Seydou Keïta nació en Bamako, Mali, en 1921. Cuando contaba catorce años un tío suyo que había viajado a Senegal le regaló su primera cámara, una Kodak Brownie con la que empezó a practicar al tiempo que aprendía el oficio de carpintero en el negocio familiar. Al principio se limitaba a fotografiar a su propia familia pero poco a poco empezó a hacerlo a amigos, algunos vecinos y otras personas que éstos traían. En 1949 compró una cámara de gran formato que fue con la que trabajó a partir de ese momento.

El resultado de sus retratos, revelados por contacto, es realmente extraordinario, sobre todo teniendo en cuenta que sólo realizaba una toma de cada hombre, mujer, o grupo familiar.

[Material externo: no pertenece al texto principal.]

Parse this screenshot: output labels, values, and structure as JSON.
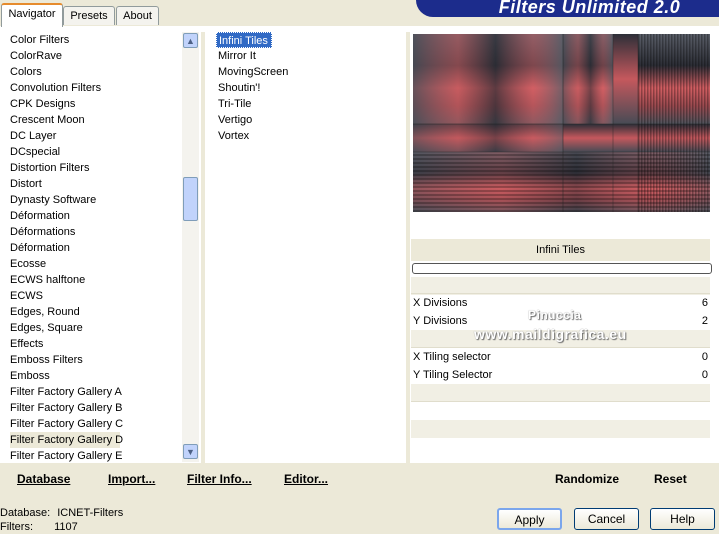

El estudio de Keïta pronto empezó a tener fama y era bastante habitual que un sábado, día de mercado en que la gente aprovechaba para ir a la ciudad, se formara una larga fila de personas que querían ser retratados por el fotógrafo. La colcha de su cama que utilizó como fondo para sus primeras tomas, fue sustituida por una colección de lo más variada y el artista llegó incluso a tener en su estudio coches, motos y otros aparejos con los que realizaba sus imágenes, además de un par de trajes de hombre de estilo europeo y zapatos o sombreros que los complementaban.

Keïta, que fue totalmente autodidacta, nunca había visto las fotografías de un fotógrafo extranjero. Él no había salido de su país y hasta allí no llegaban revistas francesas o americanas, sin embargo su instinto le hacía saber cuales eran las poses idóneas o la luz necesaria para realzar el vestuario o las joyas de las mujeres. Sus imágenes estaban fuertemente contrastadas y tan magníficamente reveladas que aún al cabo de los años no habían perdido color en absoluto. Siempre trabajó el blanco y negro por que las películas de color había que mandarlas a revelar a Francia y el prefería hacerlo por si mismo, pero también porque le gustaba, decía que las imágenes realizadas de este modo tenían más carácter.

Conservó todos sus negativos, que se estiman en alrededor de 100.000 y cuando Françoise Huguier le descubrió todos ellos estaban perfectamente guardados en cajas y etiquetados. Su obra contiene el testimonio de toda una época a través de sus múltiples personajes.